We feel that the above discussion involving contributory negligence would be incomplete if we failed to make mention of the presumption which arises when an accident occurs and a party dies. The presumption is that a person dying in an accident is presumed to have used due care and we think that the presumption is applicable in this case. The evidence indicates that after the boat capsized the decedent disappeared and was not seen alive thereafter. The only reasonable conclusion to be drawn is that death was instantaneous. Conscious pain, substantially contemporaneous with death affords no basis for a separate award of damages. St. Louis, I.M. & S.R. Co., v. Craft, 237 U.S. 648, 35 S. Ct. 704, 59 L. Ed. 1160.

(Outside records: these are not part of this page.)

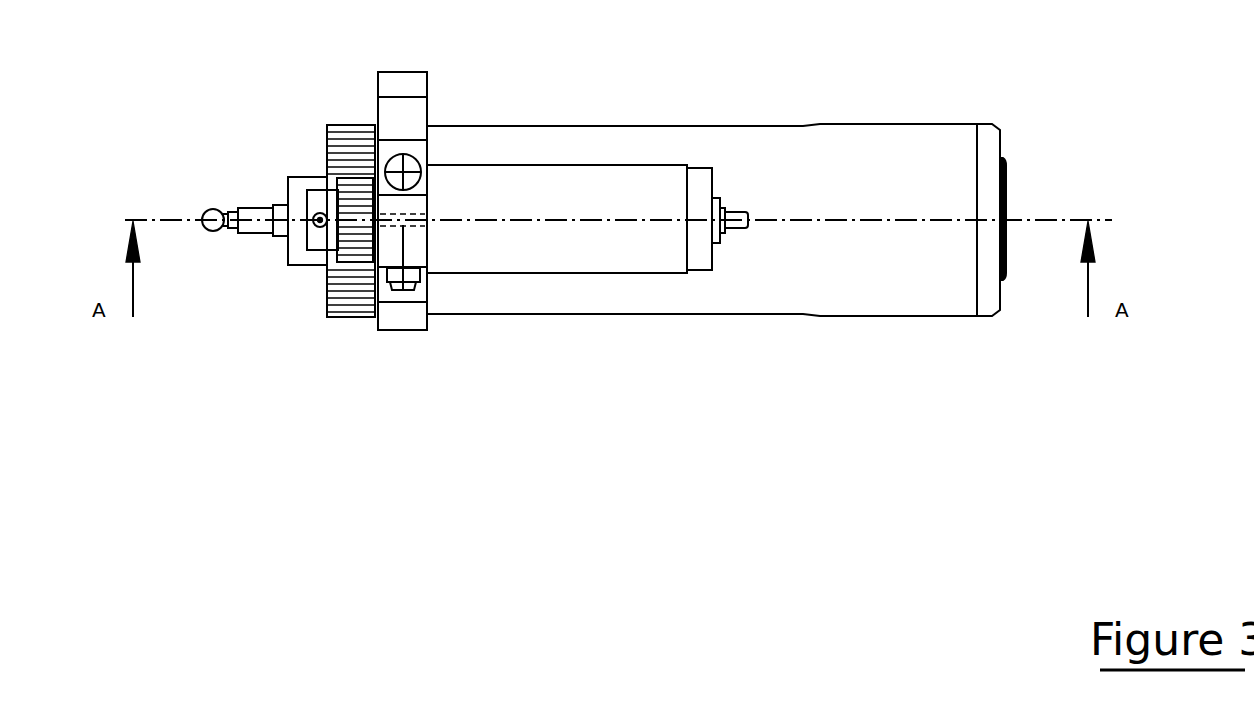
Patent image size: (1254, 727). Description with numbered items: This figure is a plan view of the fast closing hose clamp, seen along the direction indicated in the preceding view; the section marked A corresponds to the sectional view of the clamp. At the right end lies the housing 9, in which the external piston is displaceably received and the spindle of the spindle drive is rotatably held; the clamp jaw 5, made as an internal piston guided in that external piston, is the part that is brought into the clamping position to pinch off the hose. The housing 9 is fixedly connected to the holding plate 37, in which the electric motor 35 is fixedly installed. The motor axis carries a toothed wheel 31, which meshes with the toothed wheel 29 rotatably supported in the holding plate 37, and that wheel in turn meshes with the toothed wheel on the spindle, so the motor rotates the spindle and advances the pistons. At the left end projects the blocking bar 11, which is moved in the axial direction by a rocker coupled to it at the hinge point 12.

The clamp jaw 5 is at (1007, 187).
The housing 9 is at (835, 160).
The blocking bar 11 is at (263, 203).
The hinge point 12 is at (215, 232).
The toothed wheel 29 is at (327, 132).
The toothed wheel 31 is at (330, 240).
The electric motor 35 is at (575, 188).
The holding plate 37 is at (413, 85).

At the time of the trial Joseph Cicarello's mother and father were 58 and 61 years of age respectively and the mother had a life expectancy of approximately 15 years. The decedent prior to his death enjoyed good health, and it can reasonably be expected that he would have lived 30 years longer. He contributed to the support of his parents in varying amounts, ranging from $ 10 to $ 25 monthly. Taking these facts into consideration together with the elements of present worth of expected future contributions and the pecuniary loss sustained by the parents up to the time of trial we are of the opinion that the pecuniary loss to the parents is, and it is hereby fixed at, the aggregate sum of $ 3,000.
Conclusions of Law
The Court makes the following conclusions of law on the findings of fact and discussion:
1. Defendant had the duty to provide the decedent with a reasonably safe place in which to work. The defendant should have anticipated the presence of the decedent at the point where the accident occurred and should have warned him of the peril to which he was subjected at the time of the accident.
2. Defendant was negligent in failing to provide decedent with a reasonably safe place in which to work in failing to warn decedent that the manila line was about to become taut and rise above the surface of the water, and in failing to equip the dredge Baltic with spuds sufficiently long to enable them to obtain a firm footing upon the bed of the river.
3. The failure of the defendant to furnish a safe place in which to work was the proximate cause of Joseph Cicarello's death.
4. The danger which was caused by the alternate slackening and tautening of the manila line was not obvious and the decedent cannot be charged with contributory negligence for having taken the route which necessarily crossed over the manila line.
5. The negligence of the defendant was the proximate cause of Joseph Cicarello's death and defendant is therefore liable for the pecuniary loss suffered by the parents of the deceased as a result of his death.
An order may be entered in conformity with this opinion.